Alongside Bening, Foster continues to be at the top of her game as Stoll. She is both kindhearted and tough, but more importantly, a friend to rely on. The chemistry between Bening and Foster is unmatched, giving a different outlook on female friendships that aren’t typically portrayed onscreen. These two might not look eye-to-eye throughout this tiresome journey, but they genuinely portray a friendship that has a foundation in love, trust, and faithfulness in each other’s potential. In a world where people often tear each other down, it is refreshing to see women (especially women in their 60s) build each other up for success, despite the odds not being in their favor. For Nyad’s dream to come to fruition, she needed a support system to keep her quite literally alive. Having Stoll, John Bartlett (Rhys Ifans), Luke Tipple (Luke Cosgrove), and other people around her made this impossible feat doable.

The acting might be one of NYAD‘s strengths, but its second-greatest quality is the film’s director duo. Like Bening and Foster as Nyad and Stoll, there was another pairing that fit like a glove in this project: Chin and Vasarhelyi.
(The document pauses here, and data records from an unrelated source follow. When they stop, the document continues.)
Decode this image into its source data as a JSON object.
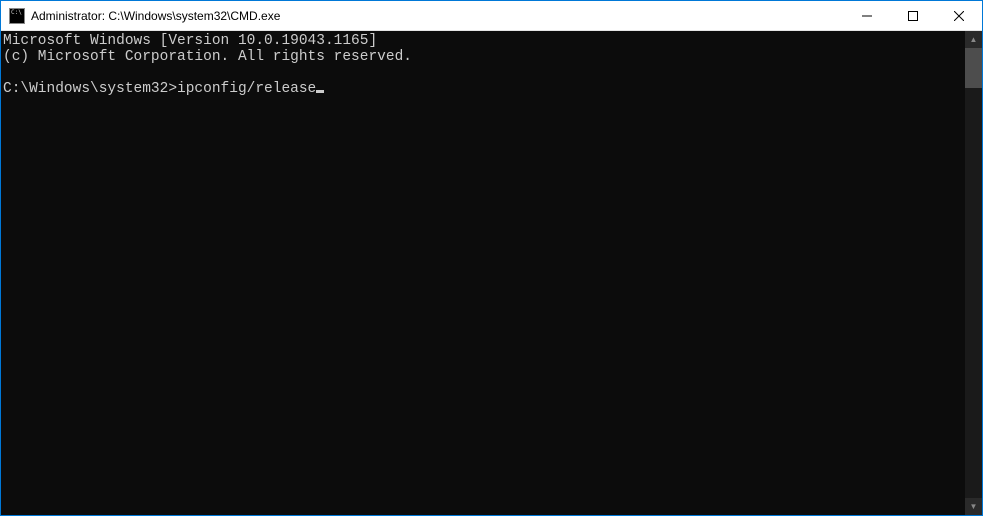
{
  "titlebar": {
    "title": "Administrator: C:\\Windows\\system32\\CMD.exe"
  },
  "console": {
    "line1": "Microsoft Windows [Version 10.0.19043.1165]",
    "line2": "(c) Microsoft Corporation. All rights reserved.",
    "blank": "",
    "prompt": "C:\\Windows\\system32>",
    "command": "ipconfig/release"
  }
}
The couple won an Academy Award for their 2018 documentary Free Solo and are now making their narrative feature debut with this Netflix film. Their extensive joint work as documentarians might’ve prepared them for an even more holistic approach to this biopic. They step outside the box and utilize footage from real-life Nyad’s interviews, news stories on the athlete, audio segments directly from the times when the swimmer attempted to do the Cuba to Florida trip as well as videos from “the swim.” The way that these real-life elements are intermingled with footage of Bening, Foster, and the ensemble replicating them is what makes this project that much more compelling.
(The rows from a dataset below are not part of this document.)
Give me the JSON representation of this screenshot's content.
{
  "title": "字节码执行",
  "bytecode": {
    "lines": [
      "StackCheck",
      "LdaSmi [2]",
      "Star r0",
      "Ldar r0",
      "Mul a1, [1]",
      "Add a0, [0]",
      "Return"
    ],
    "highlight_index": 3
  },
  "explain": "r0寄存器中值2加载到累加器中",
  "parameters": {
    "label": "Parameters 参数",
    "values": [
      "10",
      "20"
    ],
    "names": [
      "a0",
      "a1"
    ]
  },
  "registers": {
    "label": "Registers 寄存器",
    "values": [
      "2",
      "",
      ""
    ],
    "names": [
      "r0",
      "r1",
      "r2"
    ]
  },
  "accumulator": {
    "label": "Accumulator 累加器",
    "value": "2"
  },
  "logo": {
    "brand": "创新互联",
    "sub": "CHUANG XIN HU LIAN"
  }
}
As previously mentioned, it wouldn’t be possible to capture the most important moments of the latter portion of Nyad’s career without featuring extensive swimming sequences. There might be a lot of scenes at sea, but they are far from repetitive or exhausting to the viewer. The editing used in the swimming sequences, such as the inclusion of timers to illustrate how long it was taking the athlete to do her course, help to keep the film afloat. Although NYAD isn’t stepping too much into the swimmer’s earlier days, it does show a few flashbacks here and there to showcase the early stages of her passion for the sport and also the traumas that she carries to this day. These flashback scenes pop up whenever the older version of Nyad is swimming in the ocean, displaying that her mind goes into both the best and worst places when she is underwater for that long.

This is all perfectly complimented by the score from Alexandre Desplat. This story is about triumph and exceeding expectations and the composer expertly evoke this in the viewer whenever a swimming sequence takes place. From Nyad’s most terrifying encounters in the water (like an unnerving jellyfish event) to her being just a few miles away from getting to Florida’s shore, the score accompanies these shots perfectly, with pauses now and then to gain momentum. NYAD may use the well-known formula of the underdog eventually proving everyone wrong, but it doesn’t feel that formulaic much due to the teamwork on screen and behind the scenes in this film. With Bening and Foster making strong leads and Chin and Vasarhelyi tapping into their partnership as co-directors, this Netflix original deserves its praise.

Grade: A-

NYAD had its International Premiere at the 2023 Toronto International Film Festival.